Karine Chavas et le voile de la nudité
Annulant soudain l’effet civilisateur du vêtement, via une certaine forme de bondage, – mais pas seulement – Karine Chavas questionne la nudité jamais vraiment apprivoisée, érotisant jusqu’aux lois qui viennent la bannir.
Chaque image épouse le corps avec un sens de la picturalité en effaçant autant l’étoffe qui enserre un visage voué à l’exigeante virginité des moniales que celle qui feint de cacher les filles dites déshonorantes.
Du voile de la nudité surgit un véritable “ cubisme ” identitaire. Il joue sur un rendu simultané des facettes intimes et publiques. L’intimité ne se remodèle pas selon nature : elle s’enrichit par succession de pauses.
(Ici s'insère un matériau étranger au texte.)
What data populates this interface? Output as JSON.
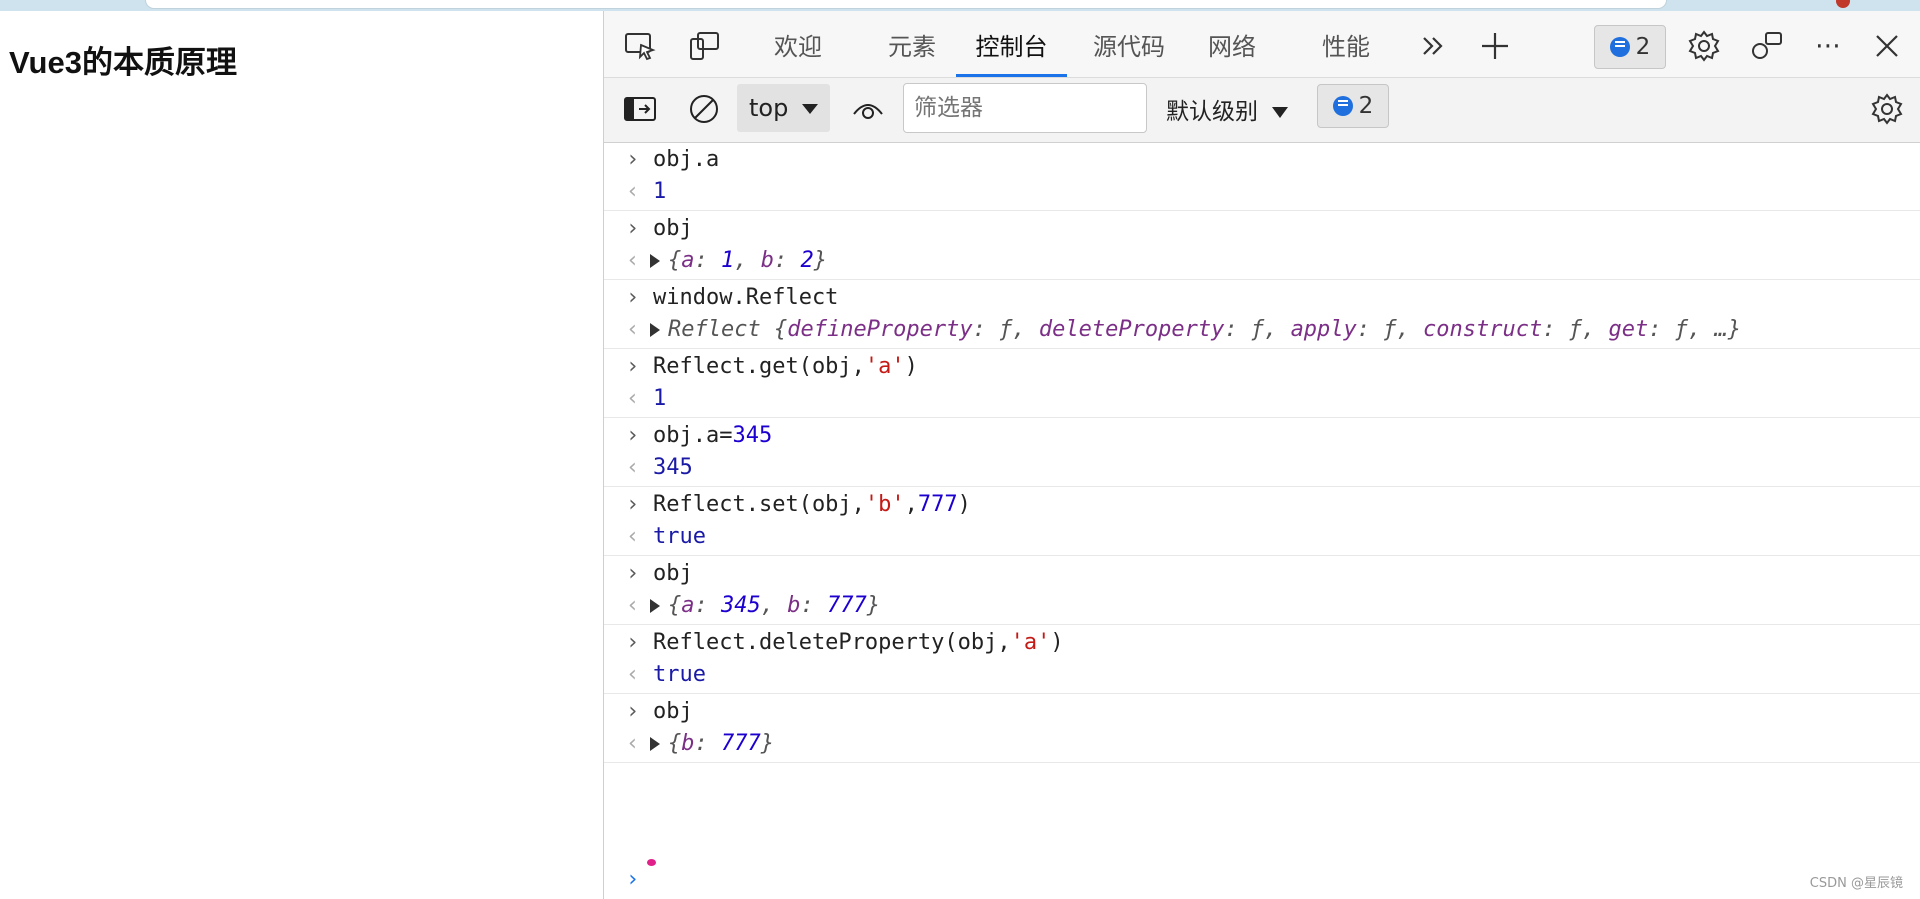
{
  "page": {
    "title": "Vue3的本质原理"
  },
  "devtools": {
    "tabs": [
      "欢迎",
      "元素",
      "控制台",
      "源代码",
      "网络",
      "性能"
    ],
    "active_tab": "控制台",
    "issues_count": "2"
  },
  "toolbar": {
    "context": "top",
    "filter_placeholder": "筛选器",
    "levels": "默认级别",
    "issues_count": "2"
  },
  "console": [
    {
      "input": [
        [
          "plain",
          "obj.a"
        ]
      ],
      "output": [
        [
          "res",
          "1"
        ]
      ]
    },
    {
      "input": [
        [
          "plain",
          "obj"
        ]
      ],
      "output_obj": [
        [
          "{",
          ""
        ],
        [
          "k",
          "a"
        ],
        [
          ":",
          " "
        ],
        [
          "v",
          "1"
        ],
        [
          ", ",
          ""
        ],
        [
          "k",
          "b"
        ],
        [
          ":",
          " "
        ],
        [
          "v",
          "2"
        ],
        [
          "}",
          ""
        ]
      ]
    },
    {
      "input": [
        [
          "plain",
          "window.Reflect"
        ]
      ],
      "output_reflect": "Reflect {defineProperty: ƒ, deleteProperty: ƒ, apply: ƒ, construct: ƒ, get: ƒ, …}"
    },
    {
      "input": [
        [
          "plain",
          "Reflect.get(obj,"
        ],
        [
          "str",
          "'a'"
        ],
        [
          "plain",
          ")"
        ]
      ],
      "output": [
        [
          "res",
          "1"
        ]
      ]
    },
    {
      "input": [
        [
          "plain",
          "obj.a="
        ],
        [
          "num",
          "345"
        ]
      ],
      "output": [
        [
          "res",
          "345"
        ]
      ]
    },
    {
      "input": [
        [
          "plain",
          "Reflect.set(obj,"
        ],
        [
          "str",
          "'b'"
        ],
        [
          "plain",
          ","
        ],
        [
          "num",
          "777"
        ],
        [
          "plain",
          ")"
        ]
      ],
      "output": [
        [
          "res",
          "true"
        ]
      ]
    },
    {
      "input": [
        [
          "plain",
          "obj"
        ]
      ],
      "output_obj": [
        [
          "{",
          ""
        ],
        [
          "k",
          "a"
        ],
        [
          ":",
          " "
        ],
        [
          "v",
          "345"
        ],
        [
          ", ",
          ""
        ],
        [
          "k",
          "b"
        ],
        [
          ":",
          " "
        ],
        [
          "v",
          "777"
        ],
        [
          "}",
          ""
        ]
      ]
    },
    {
      "input": [
        [
          "plain",
          "Reflect.deleteProperty(obj,"
        ],
        [
          "str",
          "'a'"
        ],
        [
          "plain",
          ")"
        ]
      ],
      "output": [
        [
          "res",
          "true"
        ]
      ]
    },
    {
      "input": [
        [
          "plain",
          "obj"
        ]
      ],
      "output_obj": [
        [
          "{",
          ""
        ],
        [
          "k",
          "b"
        ],
        [
          ":",
          " "
        ],
        [
          "v",
          "777"
        ],
        [
          "}",
          ""
        ]
      ]
    }
  ],
  "watermark": "CSDN @星辰镜"
}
Karine Chavas invite à une fouille archéologique symbolique, savante et brutale. Dans les tréfonds obscurs peut s’y chercher l’image d’une autre femme, qu’on aurait côtoyée peut-être du moins rêvée à l’évidence.
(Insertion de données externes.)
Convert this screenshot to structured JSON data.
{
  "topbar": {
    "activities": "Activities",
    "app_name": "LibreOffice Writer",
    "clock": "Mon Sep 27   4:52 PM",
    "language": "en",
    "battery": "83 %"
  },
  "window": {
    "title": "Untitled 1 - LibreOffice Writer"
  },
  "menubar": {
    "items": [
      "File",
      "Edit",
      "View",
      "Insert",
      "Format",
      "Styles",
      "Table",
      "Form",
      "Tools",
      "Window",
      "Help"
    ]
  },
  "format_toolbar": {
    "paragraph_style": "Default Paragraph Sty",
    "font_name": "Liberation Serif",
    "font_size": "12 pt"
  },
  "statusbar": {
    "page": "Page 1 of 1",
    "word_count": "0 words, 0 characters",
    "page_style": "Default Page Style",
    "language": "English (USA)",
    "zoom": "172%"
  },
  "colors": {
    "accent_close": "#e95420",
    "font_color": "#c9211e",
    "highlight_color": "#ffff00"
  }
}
Surgit le regard ambigu sur le statut non moins ambigu de la féminité dans une société avide toujours de cloisonnements et de pérennité. L’artiste nous donne à voir le travail de sape salutaire et délétère de la vraie liberté. Celle qui fonde et qui brise, celle qui révélée tend à occuper tout l’espace et faire le vide autour de soi.